Hi all,
Interesting. Most of the welds in reinforcing steel are fillet welds or their indirect cousins the flare-bevel groove. At times we see direct butt joints that require complete penetration and chisel-point tees. Most joints are lap joints, indirect butt joints, or common tee joints. Very simple, very easy. Fillet welds are taught in the "Basic Welding" courses of welding programs, a little after beads on a pad. AWS QC-10, a national training program for welders, has fillet welds very early in the sequence. Union apprenticeship programs follow similar formats. Strength of the electrode is not an essential variable for the welder. It doesn't take a good welder to weld a fillet weld. An average welder will do, if he can follow a good welding procedure.
The reinforcing steel, itself, welds no differently under the arc than any other carbon steel. The product form, however, is significantly difficult for the direct butt joint qualification. Radiusing around the diameter of the bar takes a lot of skill by the welder. That is why D1.4 has the welder qualify on the smallest diameter for which they'll be qualified. Beyond the rod manipulation, if the welder follows a proven welding procedure the welds will be acceptable.
Now are we teaching our welding students to inspect their own work? I don't think so. Code-based training is only recently being promoted in QC-10 programs or AWS S.E.N.S.E schools. All of the Ironworker Apprenticeship Training Labs have AWS CWI's running their programs. I am confident that these students are learning code-based welding and are capable of evaluating their welds, good student bad students aside. We have bad students in our civil engineering programs and nondestructive examination schools.

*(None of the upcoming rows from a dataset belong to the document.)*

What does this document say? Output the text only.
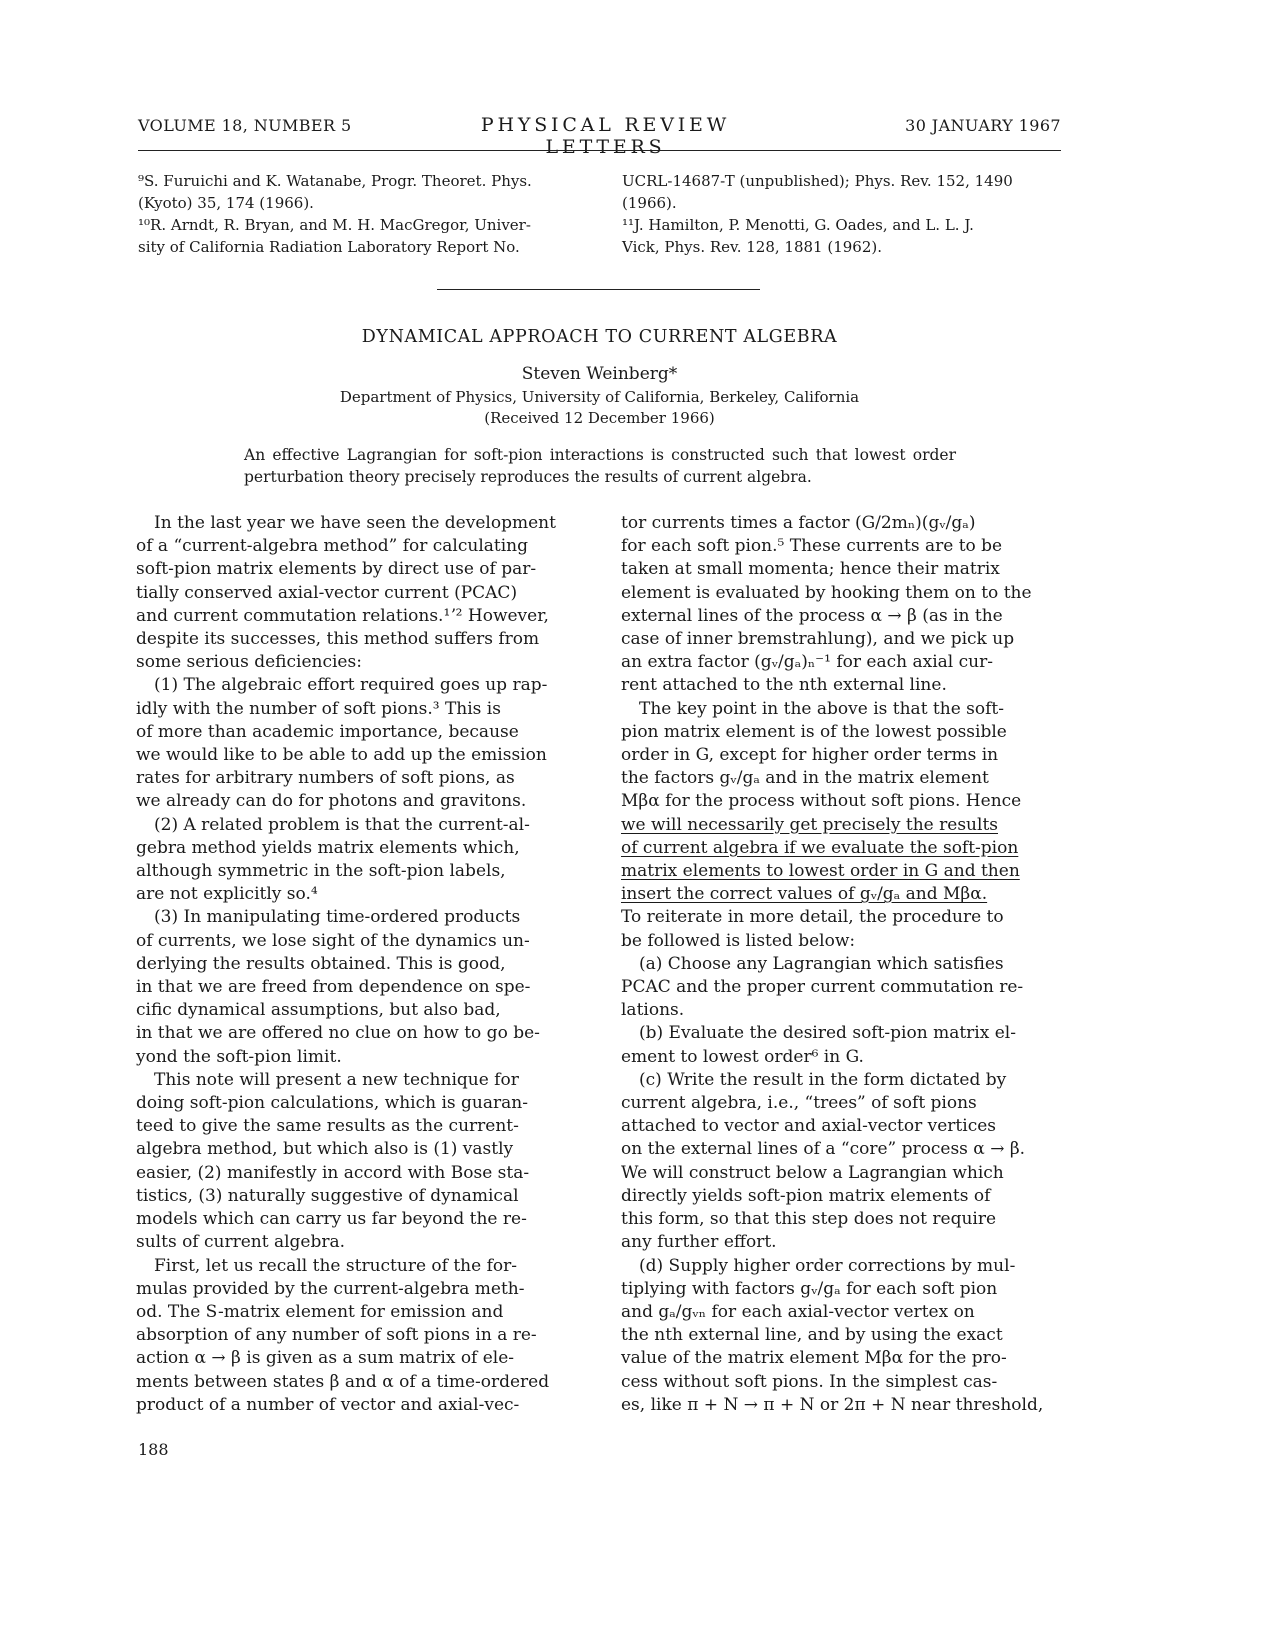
VOLUME 18, NUMBER 5	PHYSICAL REVIEW LETTERS
30 JANUARY 1967

⁹S. Furuichi and K. Watanabe, Progr. Theoret. Phys.

(Kyoto) 35, 174 (1966).

¹⁰R. Arndt, R. Bryan, and M. H. MacGregor, Univer-

sity of California Radiation Laboratory Report No.

UCRL-14687-T (unpublished); Phys. Rev. 152, 1490

(1966).

¹¹J. Hamilton, P. Menotti, G. Oades, and L. L. J.

Vick, Phys. Rev. 128, 1881 (1962).

DYNAMICAL APPROACH TO CURRENT ALGEBRA

Steven Weinberg*

Department of Physics, University of California, Berkeley, California

(Received 12 December 1966)

An effective Lagrangian for soft-pion interactions is constructed such that lowest order perturbation theory precisely reproduces the results of current algebra.
In the last year we have seen the development
of a “current-algebra method” for calculating
soft-pion matrix elements by direct use of par-
tially conserved axial-vector current (PCAC)
and current commutation relations.¹ʼ² However,
despite its successes, this method suffers from
some serious deficiencies:
(1) The algebraic effort required goes up rap-
idly with the number of soft pions.³ This is
of more than academic importance, because
we would like to be able to add up the emission
rates for arbitrary numbers of soft pions, as
we already can do for photons and gravitons.
(2) A related problem is that the current-al-
gebra method yields matrix elements which,
although symmetric in the soft-pion labels,
are not explicitly so.⁴
(3) In manipulating time-ordered products
of currents, we lose sight of the dynamics un-
derlying the results obtained. This is good,
in that we are freed from dependence on spe-
cific dynamical assumptions, but also bad,
in that we are offered no clue on how to go be-
yond the soft-pion limit.
This note will present a new technique for
doing soft-pion calculations, which is guaran-
teed to give the same results as the current-
algebra method, but which also is (1) vastly
easier, (2) manifestly in accord with Bose sta-
tistics, (3) naturally suggestive of dynamical
models which can carry us far beyond the re-
sults of current algebra.
First, let us recall the structure of the for-
mulas provided by the current-algebra meth-
od. The S-matrix element for emission and
absorption of any number of soft pions in a re-
action α → β is given as a sum matrix of ele-
ments between states β and α of a time-ordered
product of a number of vector and axial-vec-
tor currents times a factor (G/2mₙ)(gᵥ/gₐ)
for each soft pion.⁵ These currents are to be
taken at small momenta; hence their matrix
element is evaluated by hooking them on to the
external lines of the process α → β (as in the
case of inner bremstrahlung), and we pick up
an extra factor (gᵥ/gₐ)ₙ⁻¹ for each axial cur-
rent attached to the nth external line.
The key point in the above is that the soft-
pion matrix element is of the lowest possible
order in G, except for higher order terms in
the factors gᵥ/gₐ and in the matrix element
Mβα for the process without soft pions. Hence
we will necessarily get precisely the results
of current algebra if we evaluate the soft-pion
matrix elements to lowest order in G and then
insert the correct values of gᵥ/gₐ and Mβα.
To reiterate in more detail, the procedure to
be followed is listed below:
(a) Choose any Lagrangian which satisfies
PCAC and the proper current commutation re-
lations.
(b) Evaluate the desired soft-pion matrix el-
ement to lowest order⁶ in G.
(c) Write the result in the form dictated by
current algebra, i.e., “trees” of soft pions
attached to vector and axial-vector vertices
on the external lines of a “core” process α → β.
We will construct below a Lagrangian which
directly yields soft-pion matrix elements of
this form, so that this step does not require
any further effort.
(d) Supply higher order corrections by mul-
tiplying with factors gᵥ/gₐ for each soft pion
and gₐ/gᵥₙ for each axial-vector vertex on
the nth external line, and by using the exact
value of the matrix element Mβα for the pro-
cess without soft pions. In the simplest cas-
es, like π + N → π + N or 2π + N near threshold,
188
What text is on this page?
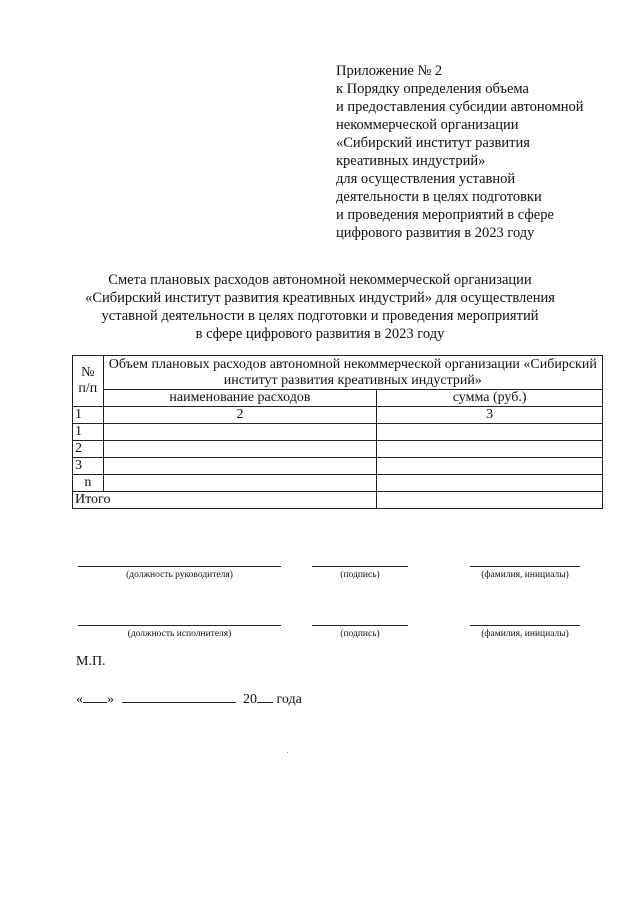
Приложение № 2
к Порядку определения объема
и предоставления субсидии автономной
некоммерческой организации
«Сибирский институт развития
креативных индустрий»
для осуществления уставной
деятельности в целях подготовки
и проведения мероприятий в сфере
цифрового развития в 2023 году
Смета плановых расходов автономной некоммерческой организации
«Сибирский институт развития креативных индустрий» для осуществления
уставной деятельности в целях подготовки и проведения мероприятий
в сфере цифрового развития в 2023 году
№ п/п	Объем плановых расходов автономной некоммерческой организации «Сибирский институт развития креативных индустрий»	
	наименование расходов	сумма (руб.)
1	2	3
1		
2		
3		
n		
Итого		
(должность руководителя)	(подпись)	(фамилия, инициалы)
(должность исполнителя)	(подпись)	(фамилия, инициалы)
М.П.
« »	20 года
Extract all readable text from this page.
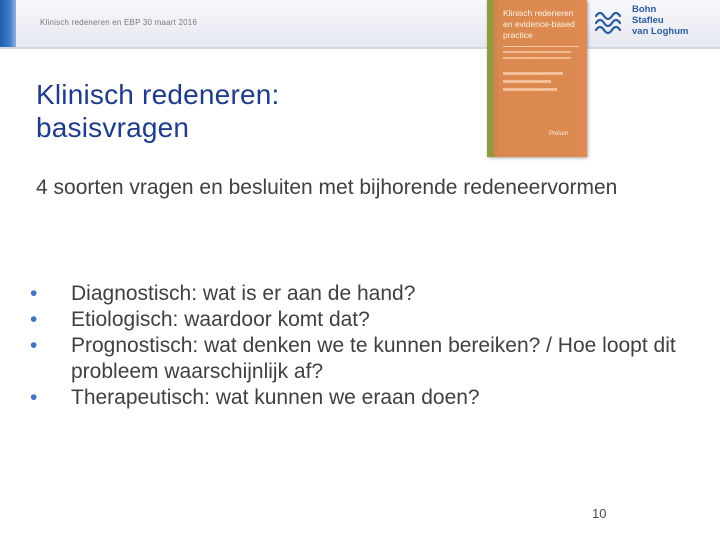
Klinisch redeneren en EBP 30 maart 2016
Klinisch redeneren en evidence-based practice
Prelum
Bohn
Stafleu
van Loghum
Klinisch redeneren:
basisvragen
4 soorten vragen en besluiten met bijhorende redeneervormen
•	Diagnostisch: wat is er aan de hand?
•	Etiologisch: waardoor komt dat?
•	Prognostisch: wat denken we te kunnen bereiken? / Hoe loopt dit probleem waarschijnlijk af?
•	Therapeutisch: wat kunnen we eraan doen?
10
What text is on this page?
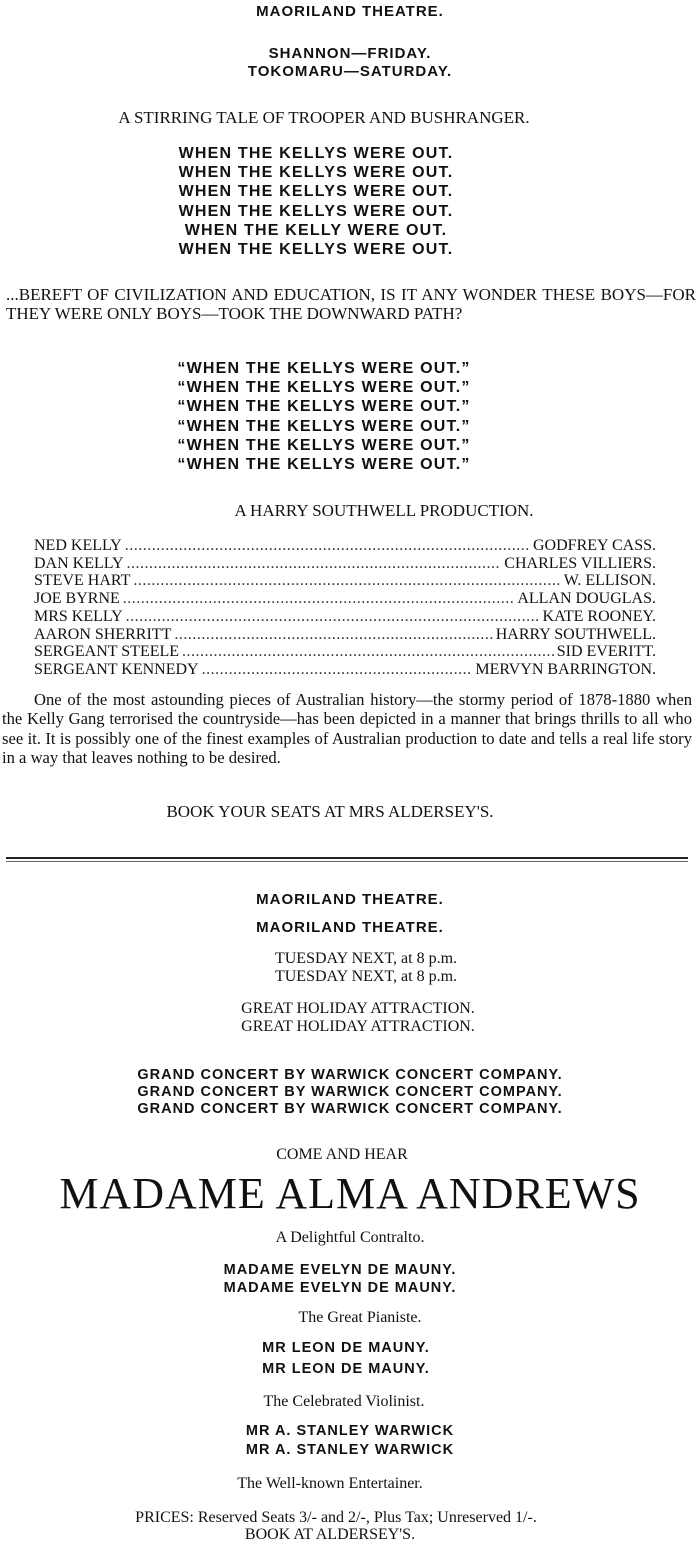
MAORILAND THEATRE.
SHANNON—FRIDAY.
TOKOMARU—SATURDAY.
A STIRRING TALE OF TROOPER AND BUSHRANGER.
WHEN THE KELLYS WERE OUT.
WHEN THE KELLYS WERE OUT.
WHEN THE KELLYS WERE OUT.
WHEN THE KELLYS WERE OUT.
WHEN THE KELLY WERE OUT.
WHEN THE KELLYS WERE OUT.
...BEREFT OF CIVILIZATION AND EDUCATION, IS IT ANY WONDER THESE BOYS—FOR THEY WERE ONLY BOYS—TOOK THE DOWNWARD PATH?
“WHEN THE KELLYS WERE OUT.”
“WHEN THE KELLYS WERE OUT.”
“WHEN THE KELLYS WERE OUT.”
“WHEN THE KELLYS WERE OUT.”
“WHEN THE KELLYS WERE OUT.”
“WHEN THE KELLYS WERE OUT.”
A HARRY SOUTHWELL PRODUCTION.
NED KELLY .....	GODFREY CASS.
DAN KELLY .....	CHARLES VILLIERS.
STEVE HART .....	W. ELLISON.
JOE BYRNE .....	ALLAN DOUGLAS.
MRS KELLY .....	KATE ROONEY.
AARON SHERRITT .....	HARRY SOUTHWELL.
SERGEANT STEELE .....	SID EVERITT.
SERGEANT KENNEDY .....	MERVYN BARRINGTON.
One of the most astounding pieces of Australian history—the stormy period of 1878-1880 when the Kelly Gang terrorised the countryside—has been depicted in a manner that brings thrills to all who see it. It is possibly one of the finest examples of Australian production to date and tells a real life story in a way that leaves nothing to be desired.
BOOK YOUR SEATS AT MRS ALDERSEY'S.
MAORILAND THEATRE.
MAORILAND THEATRE.
TUESDAY NEXT, at 8 p.m.
TUESDAY NEXT, at 8 p.m.
GREAT HOLIDAY ATTRACTION.
GREAT HOLIDAY ATTRACTION.
GRAND CONCERT BY WARWICK CONCERT COMPANY.
GRAND CONCERT BY WARWICK CONCERT COMPANY.
GRAND CONCERT BY WARWICK CONCERT COMPANY.
COME AND HEAR
MADAME ALMA ANDREWS
A Delightful Contralto.
MADAME EVELYN DE MAUNY.
MADAME EVELYN DE MAUNY.
The Great Pianiste.
MR LEON DE MAUNY.
MR LEON DE MAUNY.
The Celebrated Violinist.
MR A. STANLEY WARWICK
MR A. STANLEY WARWICK
The Well-known Entertainer.
PRICES: Reserved Seats 3/- and 2/-, Plus Tax; Unreserved 1/-.
BOOK AT ALDERSEY'S.
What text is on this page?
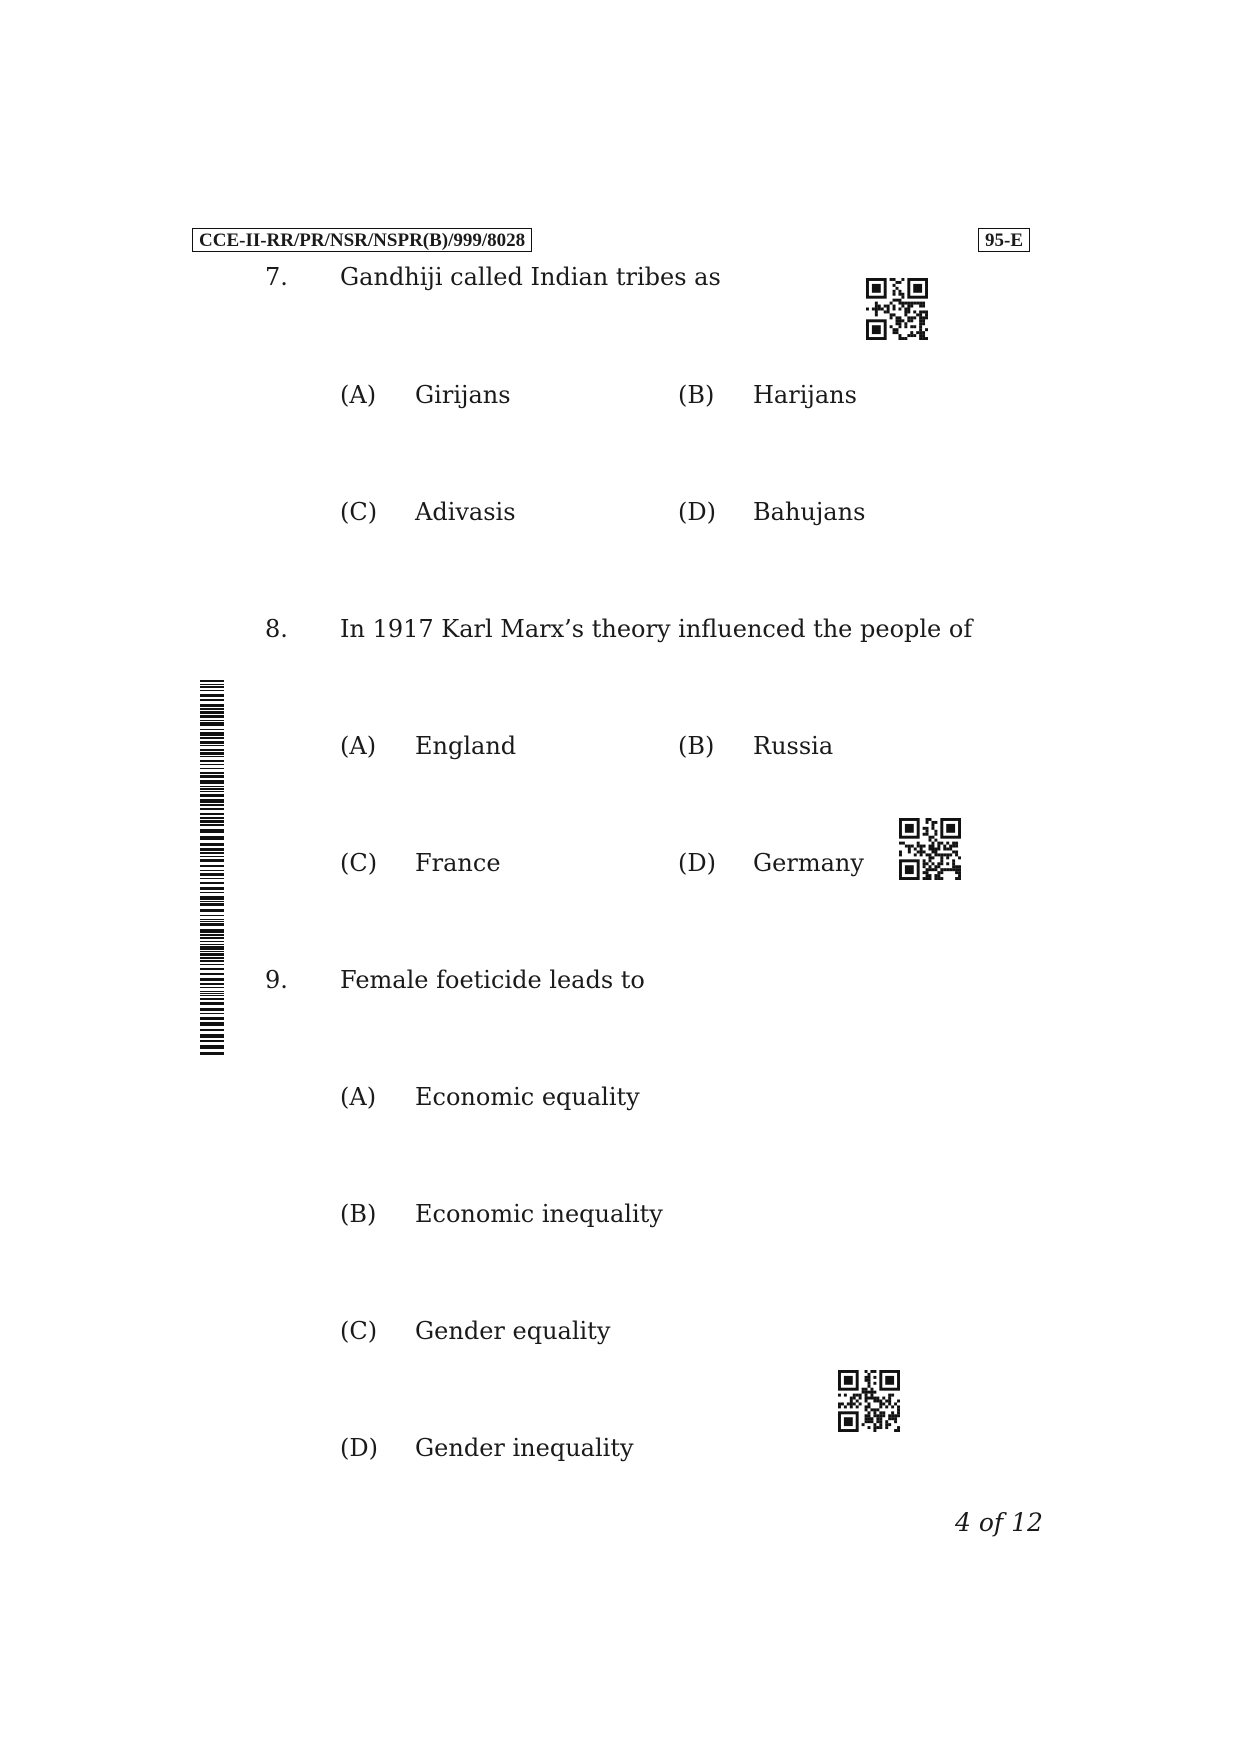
CCE-II-RR/PR/NSR/NSPR(B)/999/8028	95-E
7. Gandhiji called Indian tribes as
(A) Girijans	(B) Harijans
(C) Adivasis	(D) Bahujans
8. In 1917 Karl Marx’s theory influenced the people of
(A) England	(B) Russia
(C) France	(D) Germany
9. Female foeticide leads to
(A) Economic equality
(B) Economic inequality
(C) Gender equality
(D) Gender inequality
4 of 12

Until we establish a national training program, we can't expect that all welding instructors are teaching skills relevant to today's demanding designs. Many are still teaching how to weld a "good bead". A lot of welders don't know how to measure their welds so many rejectable welds result because we have not adequately conveyed what is required. It's like working with adults who haven't learned how to read. We all suffer from their personal handicap. We all should be promoting quality welding education as recommended by AWS and the trade unions. Our country's infrastructure depends upon this committment. That costs money, however, and remember the US is a service society or so we are told.
But I have seen many good welders lay down shoddy welds because they are being instructed to do so by their foremen and supervisors. I was told early on, if you want to keep your job, never argue with the boss. That still holds true. So if the boss tells me not to worry about the preheat and he is the one controlling the weed-burner and my paycheck what am I, as a welder, to do? And after looking at what happened with Arthur Anderson and Enron, it seems most Americans know where this is coming from. Responsibility must come from those of us at the top of the decision making chain.
Low bid doesn't mean low cost as evidenced by the high repairs you note. So engineers and their eyes on the project, the inspector, have to hold the erectors and shop fabricators hands to the fire. Sorry, but that is the way it is when we have welding illiterate management. Make welders do the work the way the specs require. That gets me back to my early statement to EIT2. Buy a copy of the Code and use it. Don't just quote it in your specs. And I would add enforce it.